この後。目を覚ましてから誤解を解くのに苦労した。
223/01/5 15:00
フォレスティアタウン
ギルドフォレストセイバー
ギルド長室
アイカ視点
俺達は報告の為に、レイキさんの元へと向かった。
「お兄ちゃん入るよ」
一応ノックしたが。
返事の前にドアを開けるレイナ。
「せめて返事してから開けろよ」
えへへと笑って誤魔化すレイナにレイキさんは呆れていた。
よく見ると。いや良く見なくてもだけど。レイキさんは頭に包帯を巻いていた。
「パパケガしたの?」
「ホントだ大変だ!」
双子が心配そうに駆け寄り頭を撫でる。
「ありがとう2人共。
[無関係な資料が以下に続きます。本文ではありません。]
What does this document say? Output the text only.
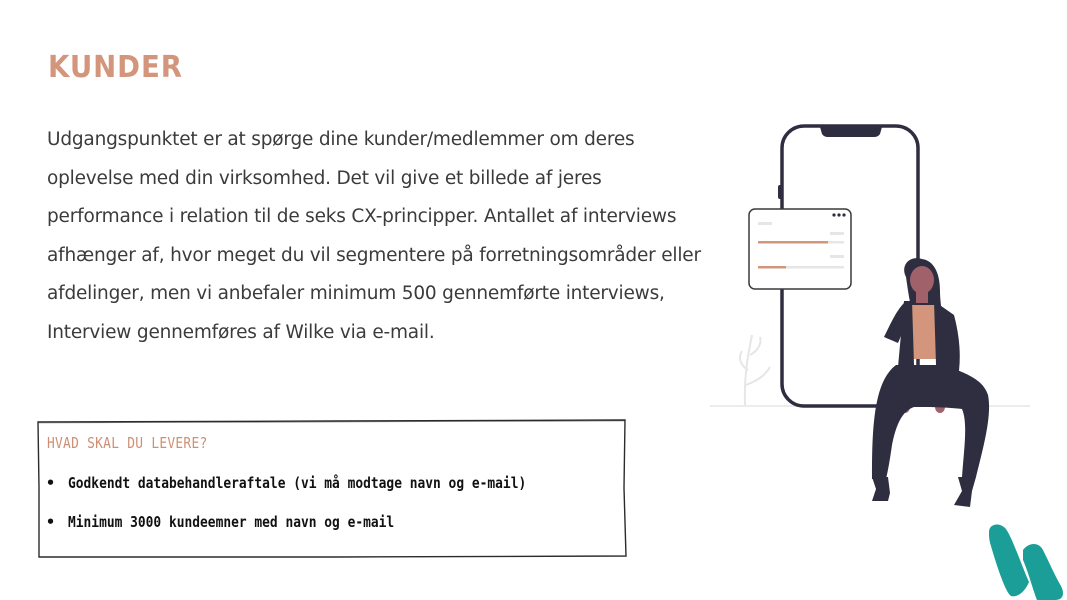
KUNDER

Udgangspunktet er at spørge dine kunder/medlemmer om deres

oplevelse med din virksomhed. Det vil give et billede af jeres

performance i relation til de seks CX-principper. Antallet af interviews

afhænger af, hvor meget du vil segmentere på forretningsområder eller

afdelinger, men vi anbefaler minimum 500 gennemførte interviews,

Interview gennemføres af Wilke via e-mail.

HVAD SKAL DU LEVERE?
• Godkendt databehandleraftale (vi må modtage navn og e-mail)
• Minimum 3000 kundeemner med navn og e-mail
大した事無いから心配しないで」
「おおかたミナ姉ぇと喧嘩でもしたんでしょ。いつもの事よ」
「ははは。まあそんな所かな」
「またママと喧嘩したの」
「ダメなんだんよ。パパは、ママより弱いんだから」
驚くクレアと小馬鹿にするアオイ。
「まあ確かにそうだけどさ。それよりも皆が無事に帰って来てくれて良かったよ」
「あたしが率いてるのよ。当然だよ!」
「今回大して何もしてないだろ!」
俺が言うと。しっーと唇に人差し指を当てて遮った。もう手遅れだと思うが。
やれやれと呆れたレイキさんはエリスを見て。
「それはそうとエリス。どうしたんだい。なんだか元気がなさそうだけど」
「少し疲れました。……ただそれだけですわ」
確かに帰り道エリスは一言も発さなかった。
「そうか。無理するなよ。レイナに合わせるとろくなこと無いからな」
「ちょっとそれどういう意味よ!」
「お前はいつも考え無しで行動し過ぎなんだよ。それを言ってるんだ」
「お兄ちゃんにそんな事言われると思ってなかった」
少しシュンとするレイナ。
「そんなに落ち込まなくて良いだろ。別に怒っていないんだからさ」
「分かってるわよ」
「まあ今日は皆疲れたと思うから。各自次の加護を受ける時までに疲れを取っていてね」
さっきまで怖かったレイキさんも、いつも通りにもどっていた。
報告を終え俺達はそれぞれの部屋に戻った。